Year of see-saw relations ends in thaw between India and Pakistan….writes Aadil Mir
Bilateral ties between neighbours Pakistan and India swung wildly in 2015 — from a breakdown in talks to resuming the interrupted dialogue at the highest level of government.
The year began on a chilly note when Zakiur Rehman Lakhvi, said to be mastermind of Mumbai terror attack, managed to secure bail after six years of incarceration. Since then, bilateral relations have been through ups and downs — more downs than ups.
But as the year drew to a close, there was a dramatic thaw in the frosty relations, with Indian Prime Minister Narendra Modi stopping over at Lahore, on his way home from Afghanistan, to meet Pakistan Prime Minister Nawaz Sharif on the latter’s birthday.
Earlier, the two south Asian leaders had had an impromptu meeting in Paris on November 30, on the sidelines of the Climate Summit.
The Paris meet was followed by the National Security Advisers of the two countries — Ajit Doval of India and Naseer Khan Janjua of Pakistan — holding talks in Bangkok on December 6.
Two days later, India’s External Affairs Minister Sushma Swaraj participated in the Heart of Asia conference in Islamabad where she also met the Pakistani prime minister’s Adviser on Foreign Affairs, Sartaj Aziz.
The conference turned out to be a game-changer for the two South Asian nuclear neighbours.
India and Pakistan agreed to a comprehensive bilateral dialogue, which had earlier got stalled.
The ties between the two countries hit turbulence this year when the Pakistan High Commission in New Delhi invited Hurriyat leaders for a reception on August 23 and Sartaj Aziz planned to separately meet Hurriyat Conference leader Syed Ali Shah Geelani, before his scheduled talks with Indian counterpart Ajit Doval.
But New Delhi rejected the move and, after a series of flip-flops, the curtains came down on proposed talks, a day before the then National Security Adviser Sartaj Aziz was due to land in New Delhi — with bitter accusations and acrimony marking the exchanges.
India said Pakistan was using firing at the Line of Control (LoC) and terror attacks to “run away from the talks” after Pakistan it of “concocting terror incidents and keeping the LoC hot”.
Sharif used the UN General Assembly platform to propose a four-step peace plan in October.
The Indian External Affairs Ministry, however, did not respond to Sharif’s proposal that was peppered with swipes at India for alleged rights violations, for firing at the LoC, and for rejecting the composite dialogue process agreed to in 1997.
On April 20, Pakistan and China signed 51 agreements for cooperation in diverse fields and visiting Chinese President Xi Jinping unveiled a $45-billion investment plan that was aimed to help Pakistan tackle its chronic energy crisis.
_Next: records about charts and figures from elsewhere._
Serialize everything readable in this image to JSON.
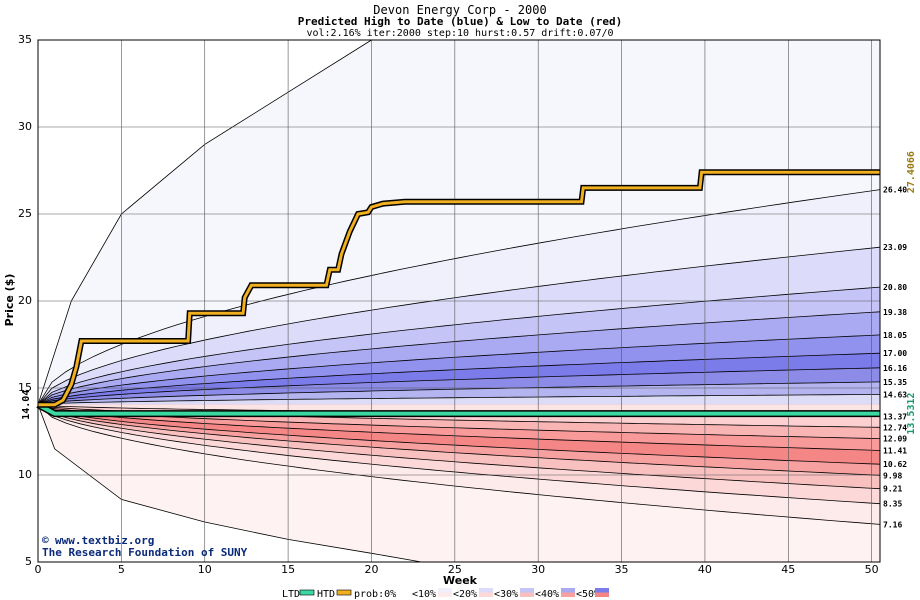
{
  "chart_data": {
    "type": "area",
    "title": "Devon Energy Corp - 2000",
    "subtitle": "Predicted High to Date (blue) &  Low to Date (red)",
    "params": "vol:2.16% iter:2000 step:10 hurst:0.57 drift:0.07/0",
    "xlabel": "Week",
    "ylabel": "Price ($)",
    "xlim": [
      0,
      50.5
    ],
    "ylim": [
      5,
      35
    ],
    "x_ticks": [
      "0",
      "5",
      "10",
      "15",
      "20",
      "25",
      "30",
      "35",
      "40",
      "45",
      "50"
    ],
    "y_ticks": [
      "5",
      "10",
      "15",
      "20",
      "25",
      "30",
      "35"
    ],
    "start_price": "14.04",
    "start_value": 14.04,
    "grid": true,
    "htd_final_label": "27.4066",
    "htd_final_value": 27.4066,
    "ltd_final_label": "13.5312",
    "ltd_final_value": 13.5312,
    "high_band_finals": [
      {
        "label": "26.40",
        "value": 26.4,
        "fill": "#f0f0fc"
      },
      {
        "label": "23.09",
        "value": 23.09,
        "fill": "#dcdcfa"
      },
      {
        "label": "20.80",
        "value": 20.8,
        "fill": "#c4c4f6"
      },
      {
        "label": "19.38",
        "value": 19.38,
        "fill": "#aaaaf2"
      },
      {
        "label": "18.05",
        "value": 18.05,
        "fill": "#9191ee"
      },
      {
        "label": "17.00",
        "value": 17.0,
        "fill": "#7b7bea"
      },
      {
        "label": "16.16",
        "value": 16.16,
        "fill": "#8c8ce8"
      },
      {
        "label": "15.35",
        "value": 15.35,
        "fill": "#b4b4f0"
      },
      {
        "label": "14.63",
        "value": 14.63,
        "fill": "#dcdcf6"
      }
    ],
    "low_band_finals": [
      {
        "label": "13.37",
        "value": 13.37,
        "fill": "#fde4e4"
      },
      {
        "label": "12.74",
        "value": 12.74,
        "fill": "#fcd0d0"
      },
      {
        "label": "12.09",
        "value": 12.09,
        "fill": "#f9b4b4"
      },
      {
        "label": "11.41",
        "value": 11.41,
        "fill": "#f89a9a"
      },
      {
        "label": "10.62",
        "value": 10.62,
        "fill": "#f48686"
      },
      {
        "label": "9.98",
        "value": 9.98,
        "fill": "#f6a0a0"
      },
      {
        "label": "9.21",
        "value": 9.21,
        "fill": "#f9c0c0"
      },
      {
        "label": "8.35",
        "value": 8.35,
        "fill": "#fcd8d8"
      },
      {
        "label": "7.16",
        "value": 7.16,
        "fill": "#fdeaea"
      }
    ],
    "outer_high_envelope": [
      [
        0,
        14.04
      ],
      [
        2,
        20
      ],
      [
        5,
        25
      ],
      [
        10,
        29
      ],
      [
        15,
        32
      ],
      [
        20,
        35
      ]
    ],
    "outer_low_envelope": [
      [
        0,
        14.04
      ],
      [
        1,
        11.5
      ],
      [
        5,
        8.6
      ],
      [
        10,
        7.3
      ],
      [
        15,
        6.3
      ],
      [
        20,
        5.5
      ],
      [
        23,
        5
      ]
    ],
    "htd_path": [
      [
        0,
        14.04
      ],
      [
        1,
        14.04
      ],
      [
        1.5,
        14.3
      ],
      [
        2,
        15.2
      ],
      [
        2.3,
        16.2
      ],
      [
        2.6,
        17.7
      ],
      [
        9,
        17.7
      ],
      [
        9.1,
        19.3
      ],
      [
        12.3,
        19.3
      ],
      [
        12.4,
        20.2
      ],
      [
        12.8,
        20.9
      ],
      [
        17.3,
        20.9
      ],
      [
        17.5,
        21.8
      ],
      [
        18,
        21.8
      ],
      [
        18.2,
        22.7
      ],
      [
        18.7,
        24
      ],
      [
        19.2,
        25
      ],
      [
        19.8,
        25.1
      ],
      [
        20,
        25.4
      ],
      [
        20.7,
        25.6
      ],
      [
        22,
        25.7
      ],
      [
        32.6,
        25.7
      ],
      [
        32.7,
        26.5
      ],
      [
        39.7,
        26.5
      ],
      [
        39.8,
        27.4
      ],
      [
        50.5,
        27.4
      ]
    ],
    "ltd_path": [
      [
        0,
        14.04
      ],
      [
        1,
        13.53
      ],
      [
        50.5,
        13.53
      ]
    ],
    "legend": {
      "ltd": "LTD",
      "htd": "HTD",
      "prob": "prob:0%",
      "b10": "<10%",
      "b20": "<20%",
      "b30": "<30%",
      "b40": "<40%",
      "b50": "<50%"
    },
    "credit": {
      "copyright": "©",
      "site": "www.textbiz.org",
      "org": "The Research Foundation of SUNY"
    }
  }
}
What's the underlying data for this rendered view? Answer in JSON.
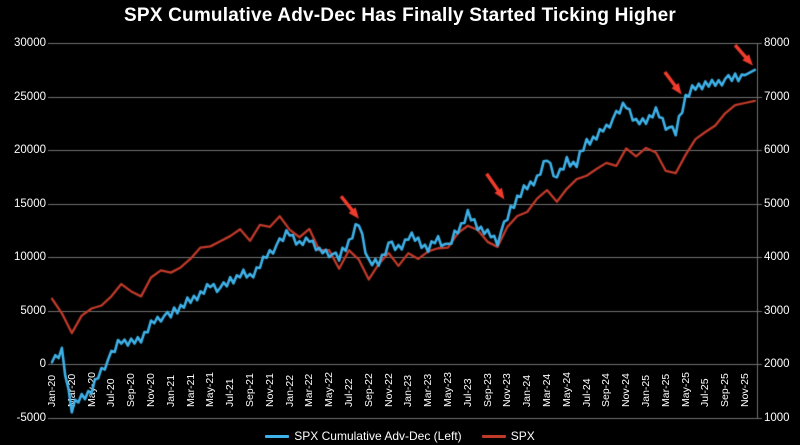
{
  "chart_data": {
    "type": "line",
    "title": "SPX Cumulative Adv-Dec Has Finally Started Ticking Higher",
    "background_color": "#000000",
    "grid": true,
    "gridline_color": "#6f6f6f",
    "text_color": "#fdfdfd",
    "legend_position": "bottom",
    "x_unit": "months",
    "x_start_month": "Jan-20",
    "x_tick_labels": [
      "Jan-20",
      "Mar-20",
      "May-20",
      "Jul-20",
      "Sep-20",
      "Nov-20",
      "Jan-21",
      "Mar-21",
      "May-21",
      "Jul-21",
      "Sep-21",
      "Nov-21",
      "Jan-22",
      "Mar-22",
      "May-22",
      "Jul-22",
      "Sep-22",
      "Nov-22",
      "Jan-23",
      "Mar-23",
      "May-23",
      "Jul-23",
      "Sep-23",
      "Nov-23",
      "Jan-24",
      "Mar-24",
      "May-24",
      "Jul-24",
      "Sep-24",
      "Nov-24",
      "Jan-25",
      "Mar-25",
      "May-25",
      "Jul-25",
      "Sep-25",
      "Nov-25"
    ],
    "x_tick_month_step": 2,
    "left_axis": {
      "min": -5000,
      "max": 30000,
      "tick_labels": [
        "30000",
        "25000",
        "20000",
        "15000",
        "10000",
        "5000",
        "0",
        "-5000"
      ]
    },
    "right_axis": {
      "min": 1000,
      "max": 8000,
      "tick_labels": [
        "8000",
        "7000",
        "6000",
        "5000",
        "4000",
        "3000",
        "2000",
        "1000"
      ]
    },
    "series": [
      {
        "name": "SPX Cumulative Adv-Dec",
        "legend_label": "SPX Cumulative Adv-Dec (Left)",
        "axis": "left",
        "color": "#3eb1e8",
        "line_width": 2.6,
        "monthly_values": [
          200,
          1100,
          -4200,
          -3000,
          -2400,
          -600,
          900,
          2300,
          1900,
          2500,
          3700,
          4400,
          4600,
          5400,
          5900,
          6700,
          7300,
          7100,
          7700,
          8400,
          8200,
          9300,
          10400,
          11400,
          12400,
          11000,
          11900,
          10500,
          10400,
          9900,
          11500,
          13100,
          9700,
          9300,
          11300,
          10700,
          11900,
          11600,
          10800,
          11700,
          10900,
          12600,
          13900,
          13000,
          12200,
          11500,
          13700,
          15600,
          16500,
          17500,
          19100,
          17400,
          18900,
          18700,
          20800,
          21300,
          22100,
          23300,
          24300,
          22400,
          22900,
          23600,
          22300,
          21600,
          25000,
          25800,
          26300,
          26100,
          26600,
          26700,
          27000,
          27500
        ],
        "jitter": {
          "pattern": [
            0.1,
            0.6,
            -0.35,
            0.75,
            -0.6,
            0.25,
            -0.45,
            0.85,
            -0.25,
            0.4,
            -0.75,
            0.2,
            -0.5,
            0.65,
            -0.15,
            0.45,
            -0.65
          ],
          "amplitude": 600,
          "subdivisions": 3
        }
      },
      {
        "name": "SPX",
        "legend_label": "SPX",
        "axis": "right",
        "color": "#c03a2a",
        "line_width": 2.3,
        "monthly_values": [
          3226,
          2954,
          2585,
          2912,
          3044,
          3100,
          3271,
          3500,
          3363,
          3270,
          3622,
          3756,
          3714,
          3811,
          3973,
          4181,
          4204,
          4298,
          4395,
          4523,
          4308,
          4605,
          4567,
          4766,
          4516,
          4374,
          4530,
          4132,
          4132,
          3785,
          4130,
          3955,
          3586,
          3872,
          4080,
          3840,
          4077,
          3970,
          4109,
          4169,
          4180,
          4450,
          4589,
          4508,
          4288,
          4194,
          4568,
          4770,
          4846,
          5096,
          5254,
          5036,
          5278,
          5460,
          5522,
          5648,
          5762,
          5705,
          6032,
          5882,
          6041,
          5955,
          5612,
          5569,
          5912,
          6205,
          6339,
          6460,
          6688,
          6840,
          6880,
          6920
        ]
      }
    ],
    "annotations": {
      "arrow_color": "#ef3c2d",
      "arrows": [
        {
          "tail_month": 29.2,
          "tail_value": 15700,
          "tip_month": 31.0,
          "tip_value": 13600
        },
        {
          "tail_month": 43.9,
          "tail_value": 17800,
          "tip_month": 45.7,
          "tip_value": 15400
        },
        {
          "tail_month": 61.9,
          "tail_value": 27300,
          "tip_month": 63.6,
          "tip_value": 25200
        },
        {
          "tail_month": 69.0,
          "tail_value": 29800,
          "tip_month": 70.8,
          "tip_value": 27900
        }
      ]
    }
  }
}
India voiced its concern over the proposal for a corridor which it said would pass through Pakistan-held Kashmir.
Apart from the diplomatic stand-off with its neighbour, Pakistan in 2015 was in the grip of terror attacks with hundreds of people, including women and children, being killed in various attacks, mostly led by Pakistan Taliban and its splinter groups.
Pakistani minority communities were the main targets of the extremists.
On June 15, the ongoing Pakistan Army operation “Zarb-e-Azb” (Sharp Strike) completed its first year with the military claiming success in the operation with nearly 3,000 militants killed while over 300 soldiers also lost their lives.
Also in 2015, according to Amnesty International, Pakistan hanged over 300 people on capital charges, mainly terrorism, with the latest hangings being of four terror convicted of killing over 150 people, mostly children, in an army-run public school in provincial capital of Khyber-Pakhtunkhwa, Peshawar.
Observors say that 2016 is likely to see major step up in exchanges between the two feuding neighbours, as the course had been set by Modi’s surprise visit to Lahore and the subsequent dovish statements issued by Sharif.